In response to Rosenfeld, Deputy State Prosecutor Shai Nitzan refuted the methodology, accuracy, and conclusions of the report as “baseless” and “unfounded.”
Following is a summary of his main points:
1. Baseless legal claims and accusations against the High Court of Justice (HCJ) and the State Attorney’s Office
2. Omitting the context of terrorism
3. Misrepresenting the security rationale and methods of GSS operations
1. Baseless legal claims and accusations against the High Court of Justice (HCJ) and the State Attorney’s Office:
- The report alleges that of the 80 appeals filed with the HCJ in 2005, half were dismissed and half were rejected. However, PCATI does not mention that the 40 dismissals occurred because a ruling was unnecessary: after the HCJ agreed to hear the petition, the GSS removed the restriction.
- PCATI’s sweeping claim that the HCJ does not interfere with the work of the GSS overlooks two landmark cases: HCJ case #5100/94, Public Committee against Torture in Israel v. the Government of Israel and the General Security Service, which specifically forbids the use of torture in interrogations; and the February 11, 2010 HCJ decision, which struck down a Knesset law enabling the extension of arrests without the suspect being present at the hearings.
- The report claims that “interrogation + incommunicado = confession,” i.e. that GSS practices constitute torture and result in false confessions. In reality, suspects do not always confess in these circumstances. Therefore, Israeli authorities choose to prosecute offenses that are not connected to security concerns, but will result in conviction (ala Al Capone).

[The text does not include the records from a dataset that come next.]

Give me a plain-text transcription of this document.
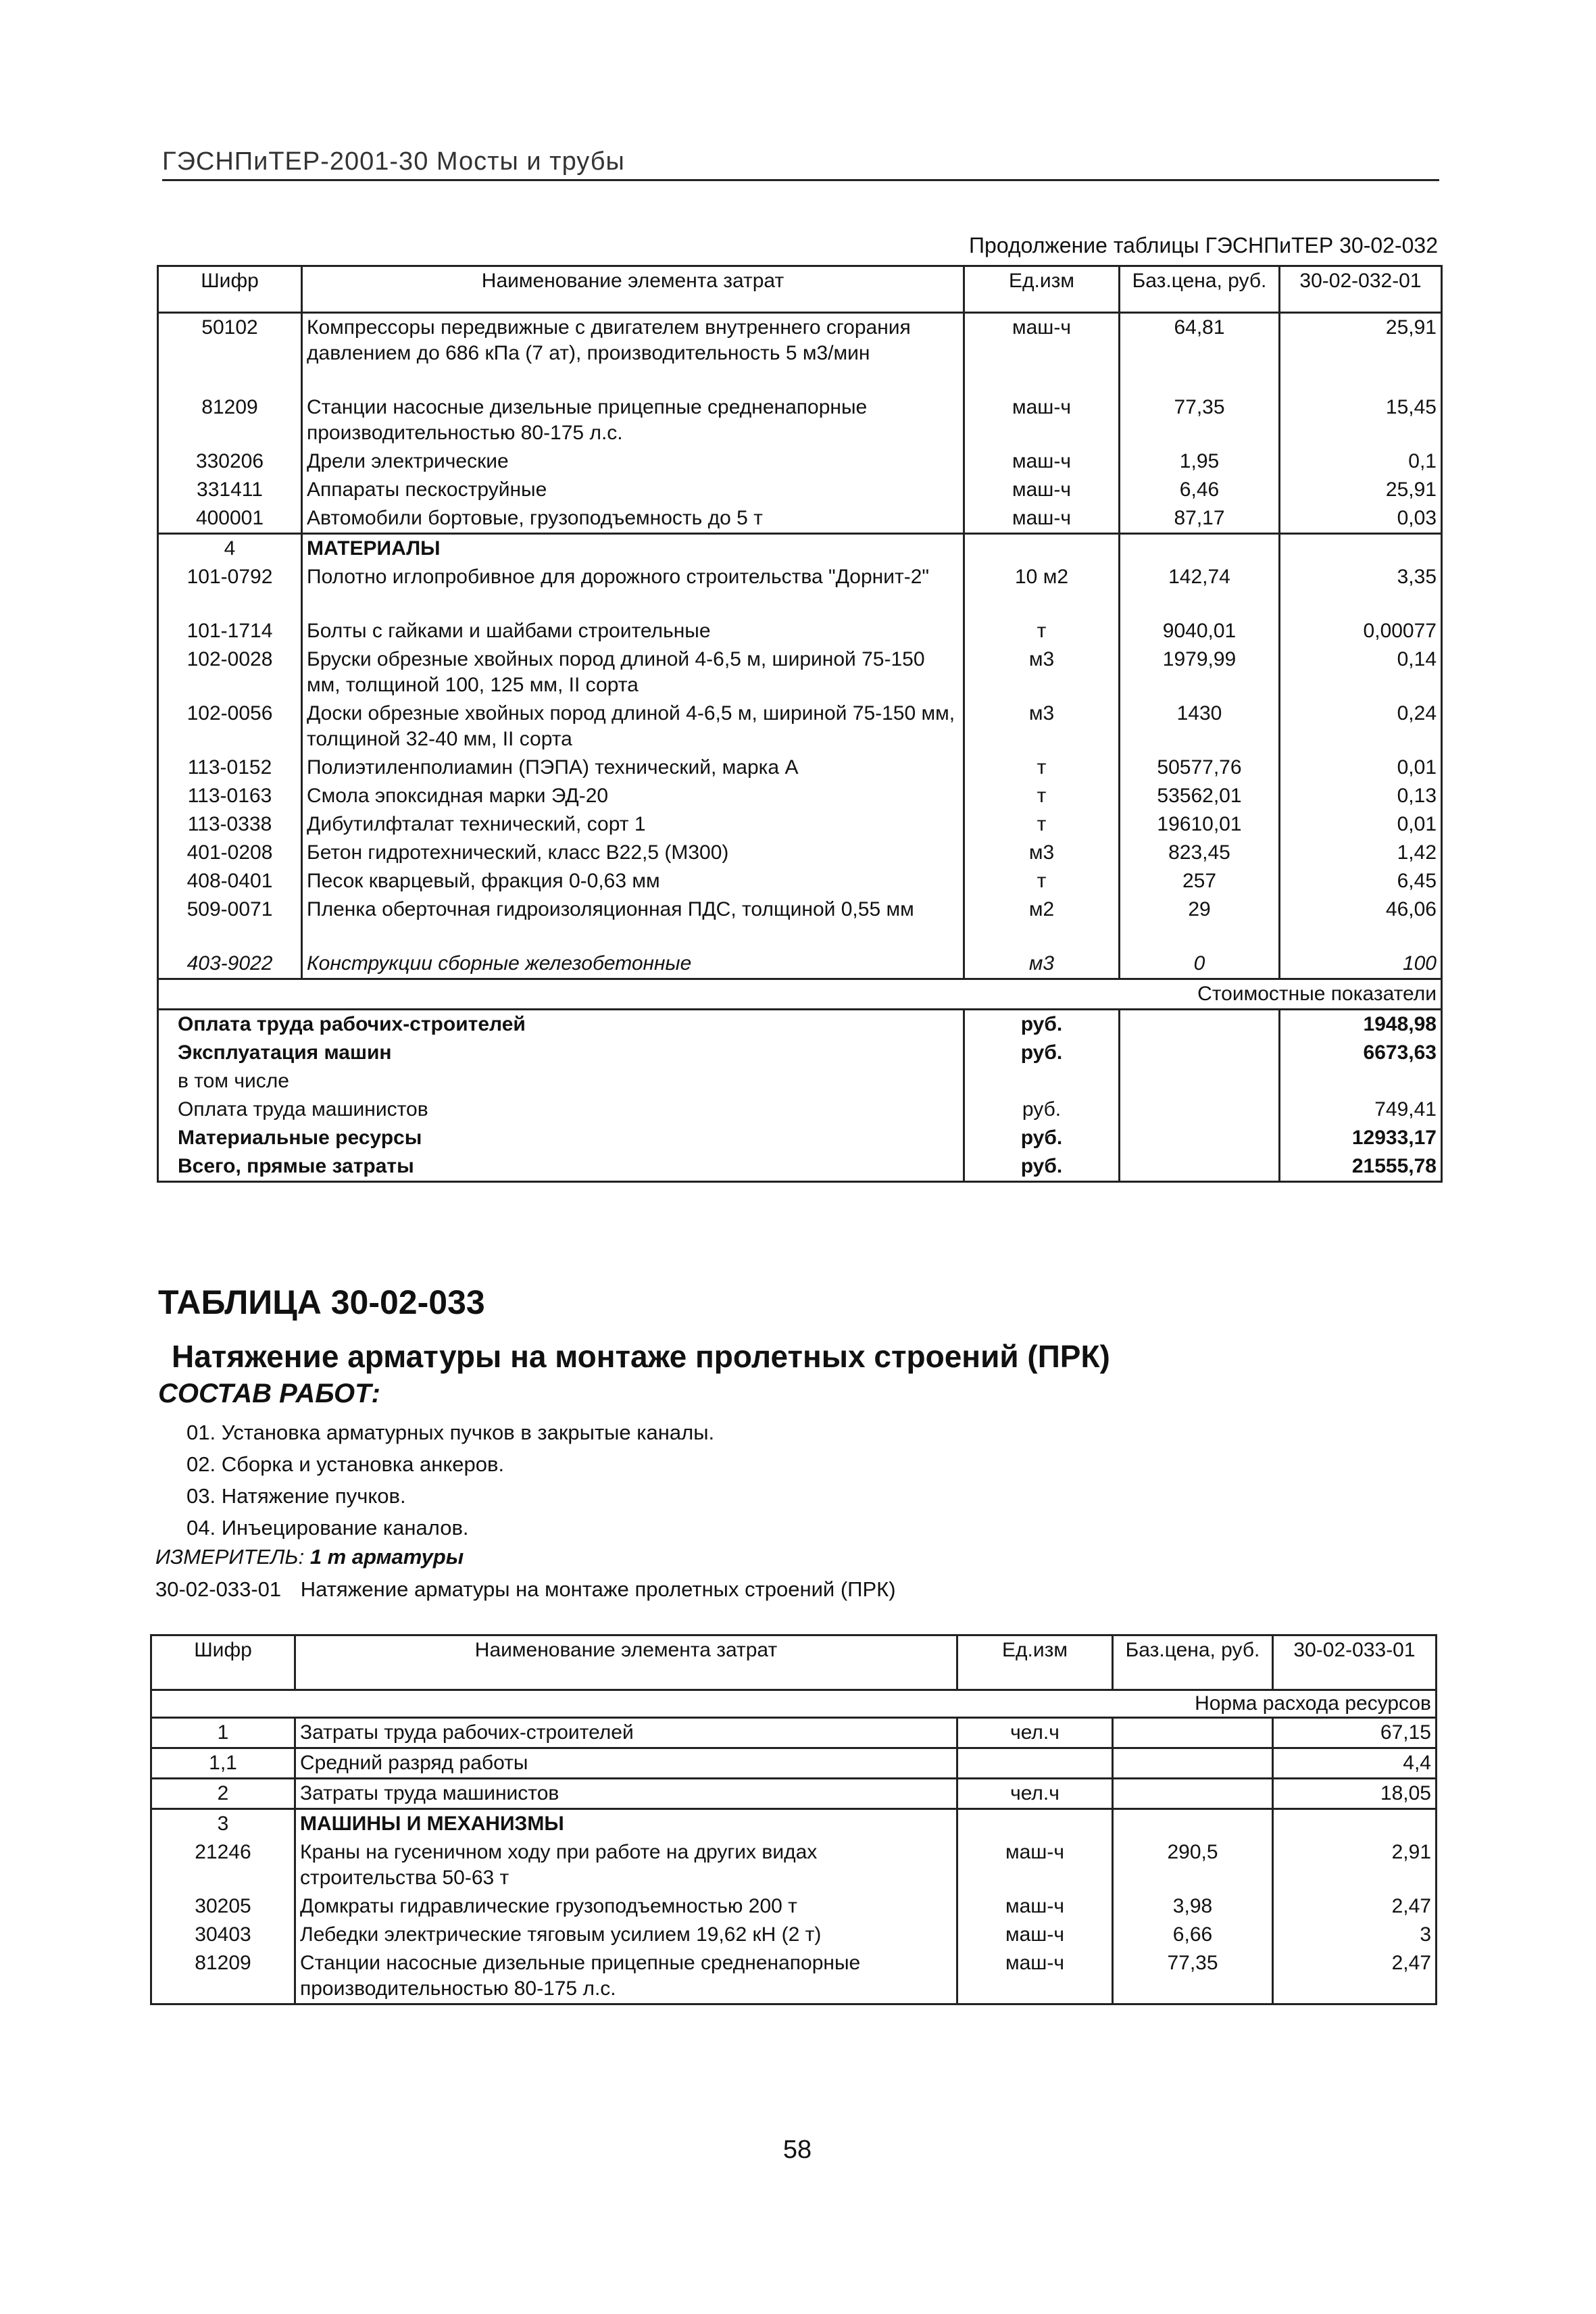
ГЭСНПиТЕР-2001-30 Мосты и трубы
Продолжение таблицы ГЭСНПиТЕР 30-02-032
Шифр	Наименование элемента затрат	Ед.изм	Баз.цена, руб.	30-02-032-01
50102	Компрессоры передвижные с двигателем внутреннего сгорания давлением до 686 кПа (7 ат), производительность 5 м3/мин	маш-ч	64,81	25,91
81209	Станции насосные дизельные прицепные средненапорные производительностью 80-175 л.с.	маш-ч	77,35	15,45
330206	Дрели электрические	маш-ч	1,95	0,1
331411	Аппараты пескоструйные	маш-ч	6,46	25,91
400001	Автомобили бортовые, грузоподъемность до 5 т	маш-ч	87,17	0,03
4	МАТЕРИАЛЫ			
101-0792	Полотно иглопробивное для дорожного строительства "Дорнит-2"	10 м2	142,74	3,35
101-1714	Болты с гайками и шайбами строительные	т	9040,01	0,00077
102-0028	Бруски обрезные хвойных пород длиной 4-6,5 м, шириной 75-150 мм, толщиной 100, 125 мм, II сорта	м3	1979,99	0,14
102-0056	Доски обрезные хвойных пород длиной 4-6,5 м, шириной 75-150 мм, толщиной 32-40 мм, II сорта	м3	1430	0,24
113-0152	Полиэтиленполиамин (ПЭПА) технический, марка А	т	50577,76	0,01
113-0163	Смола эпоксидная марки ЭД-20	т	53562,01	0,13
113-0338	Дибутилфталат технический, сорт 1	т	19610,01	0,01
401-0208	Бетон гидротехнический, класс В22,5 (М300)	м3	823,45	1,42
408-0401	Песок кварцевый, фракция 0-0,63 мм	т	257	6,45
509-0071	Пленка оберточная гидроизоляционная ПДС, толщиной 0,55 мм	м2	29	46,06
403-9022	Конструкции сборные железобетонные	м3	0	100
Стоимостные показатели				
Оплата труда рабочих-строителей		руб.		1948,98
Эксплуатация машин		руб.		6673,63
в том числе				
Оплата труда машинистов		руб.		749,41
Материальные ресурсы		руб.		12933,17
Всего, прямые затраты		руб.		21555,78
ТАБЛИЦА 30-02-033
Натяжение арматуры на монтаже пролетных строений (ПРК)
СОСТАВ РАБОТ:
01. Установка арматурных пучков в закрытые каналы.
02. Сборка и установка анкеров.
03. Натяжение пучков.
04. Инъецирование каналов.
ИЗМЕРИТЕЛЬ: 1 т арматуры
30-02-033-01 Натяжение арматуры на монтаже пролетных строений (ПРК)
Шифр	Наименование элемента затрат	Ед.изм	Баз.цена, руб.	30-02-033-01
Норма расхода ресурсов				
1	Затраты труда рабочих-строителей	чел.ч		67,15
1,1	Средний разряд работы			4,4
2	Затраты труда машинистов	чел.ч		18,05
3	МАШИНЫ И МЕХАНИЗМЫ			
21246	Краны на гусеничном ходу при работе на других видах строительства 50-63 т	маш-ч	290,5	2,91
30205	Домкраты гидравлические грузоподъемностью 200 т	маш-ч	3,98	2,47
30403	Лебедки электрические тяговым усилием 19,62 кН (2 т)	маш-ч	6,66	3
81209	Станции насосные дизельные прицепные средненапорные производительностью 80-175 л.с.	маш-ч	77,35	2,47
58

- The report makes contradictory claims: On page 30, PCATI writes that 88% of suspects were given a document informing them of their rights – including the right to remain silent; but on page 31, PCATI claims that 57.9% were not informed of the right to remain silent.
2. Omitting the context of terrorism:
- PCATI largely ignores the systematic Palestinian terror campaign, in which more than 1200 Israelis were killed, during the period of the study. The GSS arrested and interrogated a large number of suspected terrorists in this period. These arrests prevented a large number of terrorist attacks.
- Rosenfeld ignores that in some cases, suspects’ lawyers obstructed justice and aided terror organizations. In several instances, ignored by PCATI, lawyers abused their access to prisoners to transfer funds from Hamas and Islamic Jihad headquarters in Gaza, and incidents in which lawyers smuggled messages, cellular phones, and weapons into jail.
3. Misrepresenting the security rationale and methods of GSS operations:
- In contrast to PCATI’s allegations of widespread abuse, this measure is used limited circumstances.
- Simiarly, allegations of ill treatment and torture of suspects are also unfounded. There are only a small number of cases filed with the HCJ accusing the GSS of torture.
- The author of the report claims that the sole rationale behind the GSS’ actions is its intent to prolong the Occupation. This is a political assertion.